For Maurras, there is fundamentally a natural order that opposes the individual freedom of liberals, and it is this that is opposed by "literary intelligence" in L'Avenir de l'intelligence. Conversely, all true politics must rest on the solid and indisputable foundation of nature, it must be "natural politics".

For Maurras, the Counter-Revolution must take place:

[...] in the name of reason and nature, in accordance with the old laws of the universe, for the salvation of order, for the duration and progress of a threatened civilization.

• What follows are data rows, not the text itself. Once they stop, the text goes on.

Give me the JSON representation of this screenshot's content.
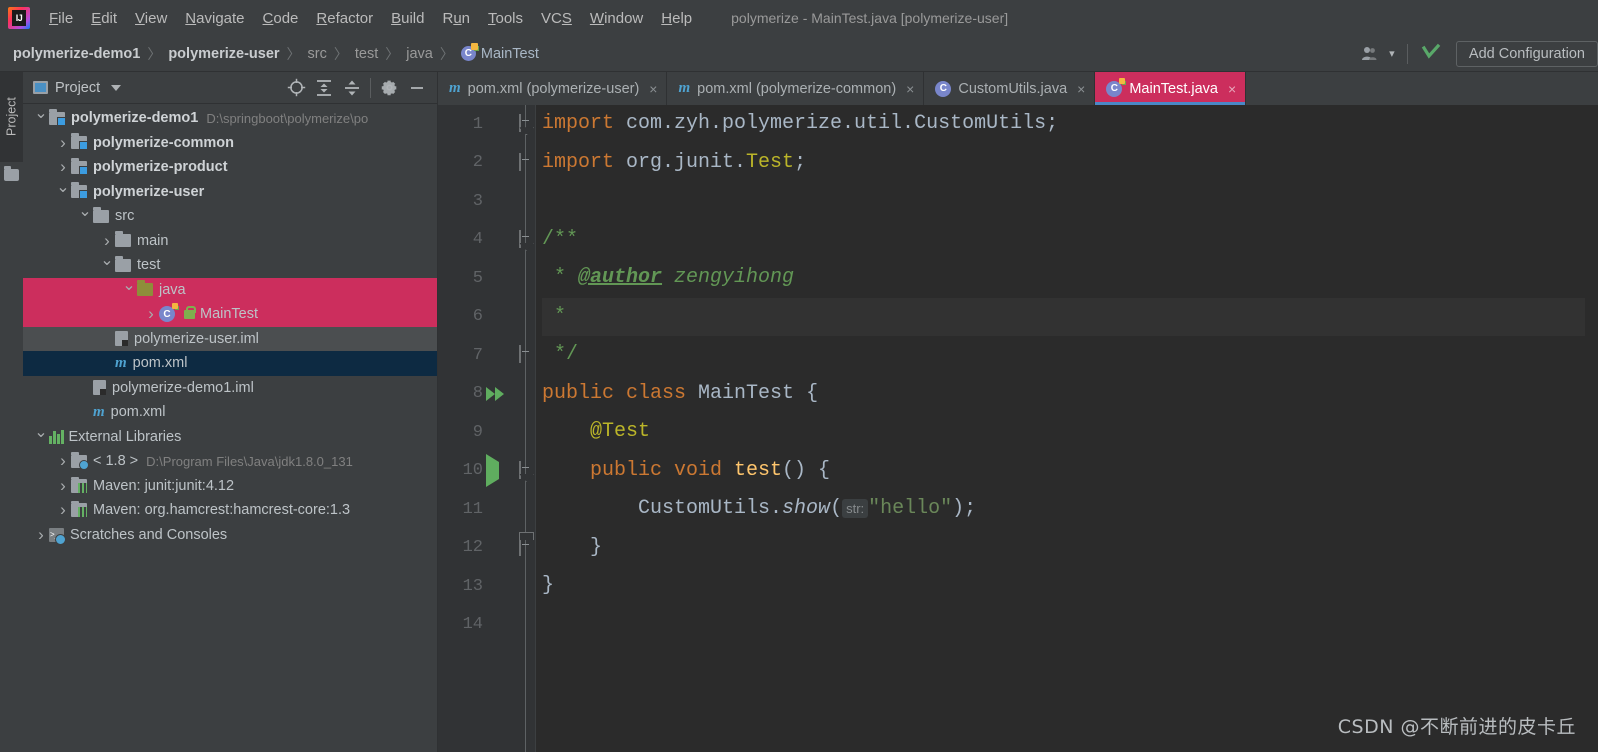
{
  "window": {
    "title": "polymerize - MainTest.java [polymerize-user]"
  },
  "menubar": {
    "logo_text": "IJ",
    "items": [
      {
        "label": "File",
        "mnemonic": "F"
      },
      {
        "label": "Edit",
        "mnemonic": "E"
      },
      {
        "label": "View",
        "mnemonic": "V"
      },
      {
        "label": "Navigate",
        "mnemonic": "N"
      },
      {
        "label": "Code",
        "mnemonic": "C"
      },
      {
        "label": "Refactor",
        "mnemonic": "R"
      },
      {
        "label": "Build",
        "mnemonic": "B"
      },
      {
        "label": "Run",
        "mnemonic": "u"
      },
      {
        "label": "Tools",
        "mnemonic": "T"
      },
      {
        "label": "VCS",
        "mnemonic": "S"
      },
      {
        "label": "Window",
        "mnemonic": "W"
      },
      {
        "label": "Help",
        "mnemonic": "H"
      }
    ]
  },
  "breadcrumb": {
    "separator": "〉",
    "items": [
      {
        "label": "polymerize-demo1",
        "style": "bold"
      },
      {
        "label": "polymerize-user",
        "style": "bold"
      },
      {
        "label": "src",
        "style": "dim"
      },
      {
        "label": "test",
        "style": "dim"
      },
      {
        "label": "java",
        "style": "dim"
      },
      {
        "label": "MainTest",
        "style": "file",
        "icon": "java-test-class-icon"
      }
    ]
  },
  "toolbar": {
    "user_icon": "user-avatar-icon",
    "user_caret": "▾",
    "search_everywhere_icon": "checkmark-green-icon",
    "add_configuration_label": "Add Configuration"
  },
  "left_strip": {
    "project_tab_label": "Project",
    "folder_icon": "folder-icon"
  },
  "project_panel": {
    "header": {
      "title": "Project",
      "dropdown_caret": "▾",
      "icons": [
        {
          "name": "locate-target-icon",
          "glyph": "⊕"
        },
        {
          "name": "expand-all-icon",
          "glyph": "↨"
        },
        {
          "name": "collapse-all-icon",
          "glyph": "↧"
        },
        {
          "name": "settings-gear-icon",
          "glyph": "⚙"
        },
        {
          "name": "hide-panel-icon",
          "glyph": "−"
        }
      ]
    },
    "tree": [
      {
        "id": "polymerize-demo1",
        "label": "polymerize-demo1",
        "path": "D:\\springboot\\polymerize\\po",
        "indent": 0,
        "arrow": "open",
        "icon": "module-icon",
        "bold": true,
        "selected": "none"
      },
      {
        "id": "polymerize-common",
        "label": "polymerize-common",
        "path": "",
        "indent": 1,
        "arrow": "closed",
        "icon": "module-icon",
        "bold": true,
        "selected": "none"
      },
      {
        "id": "polymerize-product",
        "label": "polymerize-product",
        "path": "",
        "indent": 1,
        "arrow": "closed",
        "icon": "module-icon",
        "bold": true,
        "selected": "none"
      },
      {
        "id": "polymerize-user",
        "label": "polymerize-user",
        "path": "",
        "indent": 1,
        "arrow": "open",
        "icon": "module-icon",
        "bold": true,
        "selected": "none"
      },
      {
        "id": "src",
        "label": "src",
        "path": "",
        "indent": 2,
        "arrow": "open",
        "icon": "folder-icon",
        "bold": false,
        "selected": "none"
      },
      {
        "id": "main",
        "label": "main",
        "path": "",
        "indent": 3,
        "arrow": "closed",
        "icon": "folder-icon",
        "bold": false,
        "selected": "none"
      },
      {
        "id": "test",
        "label": "test",
        "path": "",
        "indent": 3,
        "arrow": "open",
        "icon": "folder-icon",
        "bold": false,
        "selected": "none"
      },
      {
        "id": "java",
        "label": "java",
        "path": "",
        "indent": 4,
        "arrow": "open",
        "icon": "source-folder-icon",
        "bold": false,
        "selected": "pink"
      },
      {
        "id": "MainTest",
        "label": "MainTest",
        "path": "",
        "indent": 5,
        "arrow": "closed",
        "icon": "java-test-class-icon",
        "bold": false,
        "selected": "pink"
      },
      {
        "id": "polymerize-user.iml",
        "label": "polymerize-user.iml",
        "path": "",
        "indent": 3,
        "arrow": "none",
        "icon": "iml-file-icon",
        "bold": false,
        "selected": "grey"
      },
      {
        "id": "pom.xml-user",
        "label": "pom.xml",
        "path": "",
        "indent": 3,
        "arrow": "none",
        "icon": "maven-file-icon",
        "bold": false,
        "selected": "blue"
      },
      {
        "id": "polymerize-demo1.iml",
        "label": "polymerize-demo1.iml",
        "path": "",
        "indent": 2,
        "arrow": "none",
        "icon": "iml-file-icon",
        "bold": false,
        "selected": "none"
      },
      {
        "id": "pom.xml-root",
        "label": "pom.xml",
        "path": "",
        "indent": 2,
        "arrow": "none",
        "icon": "maven-file-icon",
        "bold": false,
        "selected": "none"
      },
      {
        "id": "External Libraries",
        "label": "External Libraries",
        "path": "",
        "indent": 0,
        "arrow": "open",
        "icon": "external-libraries-icon",
        "bold": false,
        "selected": "none"
      },
      {
        "id": "jdk",
        "label": "< 1.8 >",
        "path": "D:\\Program Files\\Java\\jdk1.8.0_131",
        "indent": 1,
        "arrow": "closed",
        "icon": "jdk-folder-icon",
        "bold": false,
        "selected": "none"
      },
      {
        "id": "junit",
        "label": "Maven: junit:junit:4.12",
        "path": "",
        "indent": 1,
        "arrow": "closed",
        "icon": "library-icon",
        "bold": false,
        "selected": "none"
      },
      {
        "id": "hamcrest",
        "label": "Maven: org.hamcrest:hamcrest-core:1.3",
        "path": "",
        "indent": 1,
        "arrow": "closed",
        "icon": "library-icon",
        "bold": false,
        "selected": "none"
      },
      {
        "id": "Scratches",
        "label": "Scratches and Consoles",
        "path": "",
        "indent": 0,
        "arrow": "closed",
        "icon": "scratches-icon",
        "bold": false,
        "selected": "none"
      }
    ]
  },
  "editor": {
    "tabs": [
      {
        "label": "pom.xml (polymerize-user)",
        "icon": "maven-file-icon",
        "active": false,
        "close": "×"
      },
      {
        "label": "pom.xml (polymerize-common)",
        "icon": "maven-file-icon",
        "active": false,
        "close": "×"
      },
      {
        "label": "CustomUtils.java",
        "icon": "java-class-icon",
        "active": false,
        "close": "×"
      },
      {
        "label": "MainTest.java",
        "icon": "java-test-class-icon",
        "active": true,
        "close": "×"
      }
    ],
    "line_numbers": [
      "1",
      "2",
      "3",
      "4",
      "5",
      "6",
      "7",
      "8",
      "9",
      "10",
      "11",
      "12",
      "13",
      "14"
    ],
    "code_lines": [
      {
        "n": 1,
        "fold": "down",
        "run": "",
        "bulb": false,
        "highlight": false,
        "tokens": [
          {
            "t": "import ",
            "c": "kw"
          },
          {
            "t": "com.zyh.polymerize.util.",
            "c": "plain"
          },
          {
            "t": "CustomUtils",
            "c": "plain"
          },
          {
            "t": ";",
            "c": "plain"
          }
        ]
      },
      {
        "n": 2,
        "fold": "flat",
        "run": "",
        "bulb": false,
        "highlight": false,
        "tokens": [
          {
            "t": "import ",
            "c": "kw"
          },
          {
            "t": "org.junit.",
            "c": "plain"
          },
          {
            "t": "Test",
            "c": "ann"
          },
          {
            "t": ";",
            "c": "plain"
          }
        ]
      },
      {
        "n": 3,
        "fold": "",
        "run": "",
        "bulb": false,
        "highlight": false,
        "tokens": []
      },
      {
        "n": 4,
        "fold": "down",
        "run": "",
        "bulb": false,
        "highlight": false,
        "tokens": [
          {
            "t": "/**",
            "c": "cmt"
          }
        ]
      },
      {
        "n": 5,
        "fold": "",
        "run": "",
        "bulb": true,
        "highlight": false,
        "tokens": [
          {
            "t": " * ",
            "c": "cmt"
          },
          {
            "t": "@author",
            "c": "cmt-tag"
          },
          {
            "t": " zengyihong",
            "c": "cmt-val"
          }
        ]
      },
      {
        "n": 6,
        "fold": "",
        "run": "",
        "bulb": false,
        "highlight": true,
        "tokens": [
          {
            "t": " *",
            "c": "cmt"
          }
        ]
      },
      {
        "n": 7,
        "fold": "flat",
        "run": "",
        "bulb": false,
        "highlight": false,
        "tokens": [
          {
            "t": " */",
            "c": "cmt"
          }
        ]
      },
      {
        "n": 8,
        "fold": "",
        "run": "double",
        "bulb": false,
        "highlight": false,
        "tokens": [
          {
            "t": "public class ",
            "c": "kw"
          },
          {
            "t": "MainTest ",
            "c": "plain"
          },
          {
            "t": "{",
            "c": "plain"
          }
        ]
      },
      {
        "n": 9,
        "fold": "",
        "run": "",
        "bulb": false,
        "highlight": false,
        "tokens": [
          {
            "t": "    ",
            "c": "plain"
          },
          {
            "t": "@Test",
            "c": "ann"
          }
        ]
      },
      {
        "n": 10,
        "fold": "down",
        "run": "single",
        "bulb": false,
        "highlight": false,
        "tokens": [
          {
            "t": "    public void ",
            "c": "kw"
          },
          {
            "t": "test",
            "c": "methdef"
          },
          {
            "t": "() {",
            "c": "plain"
          }
        ]
      },
      {
        "n": 11,
        "fold": "",
        "run": "",
        "bulb": false,
        "highlight": false,
        "tokens": [
          {
            "t": "        CustomUtils.",
            "c": "plain"
          },
          {
            "t": "show",
            "c": "meth"
          },
          {
            "t": "(",
            "c": "plain"
          },
          {
            "t": "str:",
            "c": "hint"
          },
          {
            "t": "\"hello\"",
            "c": "str"
          },
          {
            "t": ");",
            "c": "plain"
          }
        ]
      },
      {
        "n": 12,
        "fold": "up",
        "run": "",
        "bulb": false,
        "highlight": false,
        "tokens": [
          {
            "t": "    }",
            "c": "plain"
          }
        ]
      },
      {
        "n": 13,
        "fold": "",
        "run": "",
        "bulb": false,
        "highlight": false,
        "tokens": [
          {
            "t": "}",
            "c": "plain"
          }
        ]
      },
      {
        "n": 14,
        "fold": "",
        "run": "",
        "bulb": false,
        "highlight": false,
        "tokens": []
      }
    ]
  },
  "watermark": {
    "text": "CSDN @不断前进的皮卡丘"
  },
  "colors": {
    "chrome_bg": "#3C3F41",
    "editor_bg": "#2B2B2B",
    "gutter_bg": "#313335",
    "selection_pink": "#CC2E5D",
    "selection_blue": "#0D2A42",
    "selection_grey": "#4B4E50",
    "accent_blue": "#4A88C7",
    "text_primary": "#A9B7C6",
    "keyword_orange": "#CC7832",
    "string_green": "#6A8759",
    "comment_green": "#629755",
    "annotation_yellow": "#BBB529",
    "method_yellow": "#FFC66D",
    "run_green": "#5FAD5F"
  }
}
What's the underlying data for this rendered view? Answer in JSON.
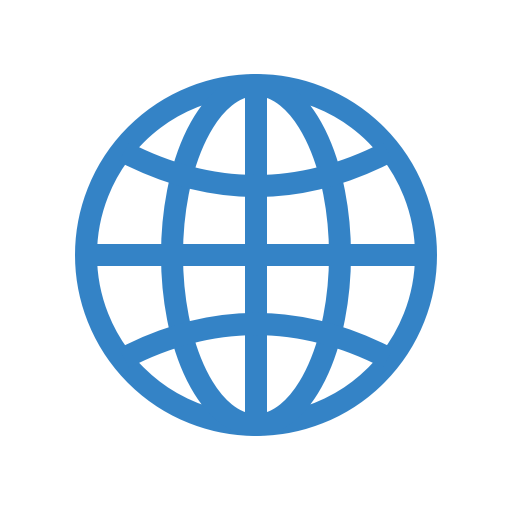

If man and society depend on nature, the basic assumption of liberal democracy, that "sovereign" individuals would build, by free choice, the state, society, thought, is ridiculous. Nothing will do:
[...] that it is in the power of the little man to elect his mum and dad, nor that his freedom, however sovereign it may be, can choose the location of his cradle. This point settles everything. Neither Kant nor Plato do anything about it. Their past life inventions are worthless here. Willingly or unwillingly, we must admit these natural territories, neither desired, nor elected, nor eligible, while recognizing the possible designation.

== Reception ==
When Mes idées politiques was published, Robert Brasillach takes the opportunity to recall that the natural policy of Maurras is opposed to the ideology of the Lumières and, in particular, to Rousseau:
This Politique naturelle [...] is an Anti-Social Contract, and please heaven that as many good and just reflections are born from it as there are harmful and wrong ones...
Pierre Pujo regards La Politique naturelle as a "magisterial text of political philosophy".